Perhaps this is my weakness as a reader, translator, performer and poet myself. If I sense an image is possible, I want to see it, hear it, perform it. Bare winter bines twisted around a copse of brush wood as a corpse leaning out of a coffin may be grisly, but it’s not to me a strong image.*** Even if it’s abstract, the second sense, that of this bare and haunted landscape being the cemetery plot owned by the old century of which we are only visiting seems stronger. For others, the sense that new knowledge has killed off the old beliefs (outlearnt) could be a choice. I can’t know that Hardy intended this ambiguity by choosing this unusual word outleant, but I, the reader, put it there.

The title calls attention to the central image, yet another messenger bird in British poetry, to go with the nightingales and skylarks of Keats and Shelley, poets of Hardy’s now dying century. I like that Hardy lets us see the bird, and it’s frail, gaunt, and -ling tiny, and that we can see feathers fluffed to best insulate its frame, which the wind is disputing.

So, there was Hardy, around New Year’s Eve, using his old and odd words at the end of an old century. For us, Hardy’s oncoming one (the 20th century) has now closed itself. Will things get better or worse in our new year? Something in us wants to foretell at every ending—yet even looking backwards, we have trouble making a simple better or worse judgement. Here, the battered bird, the darkling thrush, says better. Hardy says he knows he doesn’t know.

He knows he doesn’t know is the realist’s version of hope.
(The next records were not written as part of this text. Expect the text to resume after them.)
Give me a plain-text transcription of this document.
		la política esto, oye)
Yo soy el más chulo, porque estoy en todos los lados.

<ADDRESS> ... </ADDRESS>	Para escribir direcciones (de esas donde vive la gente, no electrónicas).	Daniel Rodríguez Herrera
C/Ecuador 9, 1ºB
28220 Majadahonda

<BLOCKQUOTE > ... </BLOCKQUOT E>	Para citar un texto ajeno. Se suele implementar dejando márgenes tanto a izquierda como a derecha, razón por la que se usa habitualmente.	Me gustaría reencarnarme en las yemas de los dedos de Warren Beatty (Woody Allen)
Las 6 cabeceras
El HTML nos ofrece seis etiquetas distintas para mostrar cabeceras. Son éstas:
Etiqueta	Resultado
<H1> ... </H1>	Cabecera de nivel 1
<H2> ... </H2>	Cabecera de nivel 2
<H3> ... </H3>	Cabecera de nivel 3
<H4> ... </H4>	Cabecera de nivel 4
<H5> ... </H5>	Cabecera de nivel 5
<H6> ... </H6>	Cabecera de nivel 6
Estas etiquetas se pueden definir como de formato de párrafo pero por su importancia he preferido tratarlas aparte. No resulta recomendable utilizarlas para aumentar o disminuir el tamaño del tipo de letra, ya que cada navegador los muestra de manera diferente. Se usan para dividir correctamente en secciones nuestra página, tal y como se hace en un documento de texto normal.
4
Anyway, one of the joys of combining poetry with music is that you don’t have to take a test on the words to enjoy the piece. My pompatus of a performance of Thomas Hardy’s “The Darkling Thrush”  is available with the player below.

 

 

 

*Right now he’s very generous in this however. He wants me to know these words so I won’t be left out.

**Before looking them up, I knew spectre and lyres for sure and I was fairly sure about darkling as an adverb, then taken to adjective. I had ideas (some from context) on the others—and in the case of coppice, my ideas were wrong. My son knew spectre and lyres and defined darkling as “a creature of the night” for which I’ll give half-credit. In the case of bines, I told him I learned how bines were different from vines, and he told me “Sure they are! Vines are 7 second videos.” (That last was a joke on his part.) My wife, a fine word-smith, also got 2.5 (“Bines, it that like a wood-bine?” got half-credit as understanding was there, even if a good dictionary definition it wasn’t.)

***Saplings and bines and “sharp landscape” would indicate a skeletal image is intended, but bare bones are not particularly scary or intense compared to rot and decomposition, much less animated brains-hungry undead. Hardy doesn’t mean scary so much as long-dead I guess. Interestingly, Hardy had a direct graveyard experience to draw on here.